Economists are predicting that fourth-quarter GDP growth will be well above Bank Indonesia’s forecast due to strong domestic consumption and a rebound in exports.
A Jakarta Globe survey of economists at six local banks and research institutes found an average forecast of 5.2 percent for year-on-year fourth-quarter GDP growth, and 4.47 percent for full-year growth. This compares to a Bank Indonesia forecast, made at the beginning of 2009, of 4.4 percent fourth-quarter growth and 4.2 percent full-year growth.
Most of the economists surveyed forecast fourth-quarter growth of around 5 percent and full-year growth of around 4.4 percent. However, the state-run Danareksa Research Institute was by far the most optimistic, with a 6.1 percent quarterly prediction and a 4.7 percent full-year forecast.
The Central Statistics Agency (BPS) will release fourth-quarter numbers this week.
PT Bank Danamon economist Helmi Arman said the probable jump in full-year growth might surprise some investors and lead to speculation about rate hikes, thereby affecting bond prices.

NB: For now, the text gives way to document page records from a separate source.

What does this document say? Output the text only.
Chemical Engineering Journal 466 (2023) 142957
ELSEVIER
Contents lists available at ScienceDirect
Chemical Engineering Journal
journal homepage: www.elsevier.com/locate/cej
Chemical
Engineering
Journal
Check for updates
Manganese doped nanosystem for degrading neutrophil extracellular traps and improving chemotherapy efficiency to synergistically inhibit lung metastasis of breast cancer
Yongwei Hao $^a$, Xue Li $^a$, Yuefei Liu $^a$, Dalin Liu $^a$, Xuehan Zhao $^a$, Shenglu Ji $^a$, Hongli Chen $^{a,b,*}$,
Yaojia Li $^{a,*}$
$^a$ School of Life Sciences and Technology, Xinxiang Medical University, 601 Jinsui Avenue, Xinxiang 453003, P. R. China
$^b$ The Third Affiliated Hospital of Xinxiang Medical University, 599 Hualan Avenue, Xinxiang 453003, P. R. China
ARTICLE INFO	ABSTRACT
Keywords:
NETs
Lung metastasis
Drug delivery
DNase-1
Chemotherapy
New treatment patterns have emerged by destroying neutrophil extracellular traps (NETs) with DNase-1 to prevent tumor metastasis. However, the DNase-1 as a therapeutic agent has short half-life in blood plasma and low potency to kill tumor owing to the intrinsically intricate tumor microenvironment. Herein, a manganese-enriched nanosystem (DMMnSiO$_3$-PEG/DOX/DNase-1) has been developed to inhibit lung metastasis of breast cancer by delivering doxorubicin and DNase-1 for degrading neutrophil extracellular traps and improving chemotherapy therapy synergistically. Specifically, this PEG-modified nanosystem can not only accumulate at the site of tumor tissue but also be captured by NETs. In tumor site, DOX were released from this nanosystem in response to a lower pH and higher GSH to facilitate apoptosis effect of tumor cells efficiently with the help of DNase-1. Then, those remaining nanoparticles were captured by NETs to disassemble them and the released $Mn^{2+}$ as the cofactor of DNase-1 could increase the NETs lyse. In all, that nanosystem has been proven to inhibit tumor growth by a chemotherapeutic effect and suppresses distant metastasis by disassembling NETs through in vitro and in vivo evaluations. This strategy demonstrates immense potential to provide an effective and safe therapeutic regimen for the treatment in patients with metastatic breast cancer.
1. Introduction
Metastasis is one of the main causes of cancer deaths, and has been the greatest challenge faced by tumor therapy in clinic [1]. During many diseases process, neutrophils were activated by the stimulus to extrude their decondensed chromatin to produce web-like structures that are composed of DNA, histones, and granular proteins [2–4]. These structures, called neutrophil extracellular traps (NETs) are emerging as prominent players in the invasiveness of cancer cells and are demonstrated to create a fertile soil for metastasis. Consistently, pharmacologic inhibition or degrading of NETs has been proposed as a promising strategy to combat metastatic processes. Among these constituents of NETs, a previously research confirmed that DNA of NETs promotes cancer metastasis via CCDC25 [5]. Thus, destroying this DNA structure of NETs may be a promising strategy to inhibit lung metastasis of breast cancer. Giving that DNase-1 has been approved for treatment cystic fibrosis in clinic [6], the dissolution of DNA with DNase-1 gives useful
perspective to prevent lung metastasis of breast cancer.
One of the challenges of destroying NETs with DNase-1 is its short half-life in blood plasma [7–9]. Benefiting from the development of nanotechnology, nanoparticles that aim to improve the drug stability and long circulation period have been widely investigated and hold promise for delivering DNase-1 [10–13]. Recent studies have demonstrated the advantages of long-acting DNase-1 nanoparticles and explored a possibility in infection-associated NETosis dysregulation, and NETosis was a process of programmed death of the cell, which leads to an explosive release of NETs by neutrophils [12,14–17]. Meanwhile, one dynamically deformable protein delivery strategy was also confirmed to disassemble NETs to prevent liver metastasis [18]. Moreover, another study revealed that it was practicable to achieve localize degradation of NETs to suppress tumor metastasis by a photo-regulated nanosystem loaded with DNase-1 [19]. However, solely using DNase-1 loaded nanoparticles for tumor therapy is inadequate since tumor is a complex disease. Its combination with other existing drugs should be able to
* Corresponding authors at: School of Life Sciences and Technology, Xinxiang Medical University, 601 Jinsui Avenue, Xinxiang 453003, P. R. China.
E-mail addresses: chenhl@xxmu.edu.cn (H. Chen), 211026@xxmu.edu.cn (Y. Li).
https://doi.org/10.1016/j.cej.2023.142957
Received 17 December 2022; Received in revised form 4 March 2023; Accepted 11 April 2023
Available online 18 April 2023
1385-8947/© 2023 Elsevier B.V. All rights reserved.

Eric Alexander Sugandi, an economist at Standard Chartered Bank Indonesia, said Indonesia would likely post the third-highest GDP rate among the Group of 20 countries in 2009, behind only China and India.
“Strong domestic demand was the key factor that shielded Indonesia from the global economic recession in 2009,” Eric said.
Helmi said several indicators, including money supply and car sales, showed that consumer purchasing power was improving.
Auto sales are still well below pre-crisis levels, but sales of passenger cars rose 10 percent year-on-year in December, having rebounded 50 percent from their low in January 2009. Sales of commercial vehicles have rebounded by 60 percent from their low in February 2009.
“We also expect real [non-service] sector investments to have accelerated in the fourth quarter of 2009,” Helmi said.
“Construction activity probably grew faster, as indicated by rising cement-consumption growth of 18 percent in the fourth quarter, which comes amid a recovery in property loans on the back of lower interest rates and a late-coming rainy season,” he said.
Capital goods imports, a key investment indicator, have been rising steadily, although the fourth-quarter figure was down by 5 percent year-on-year.
“Over the year we saw a rise in imports of aircraft and ships for the transportation industry to replenish fleets and prepare for cabotage restrictions, which managed to counterbalance the softening in heavy equipment imports for mining and plantations,” Helmi said.
Purbaya Yudhi Sadewa, chief economist at the state-run Danareksa Research Institute, said the rebound in exports late in the year would boost growth.
Indonesian exports hit an all-time monthly high of $13.3 billion in December as commodity prices rose in line with the global economic recovery, the BPS said on Feb. 1.
Exports in December jumped 23.9 percent from November and a dramatic 49.8 percent from December 2008.
However, full-year 2009 exports still fell 15 percent to $116.5 billion.
Given that the global and Indonesian economies were now in recovery mode, Indonesia’s GDP is expected to grow by 5.5 percent in 2010 and 6.5 percent in 2011, Eric said.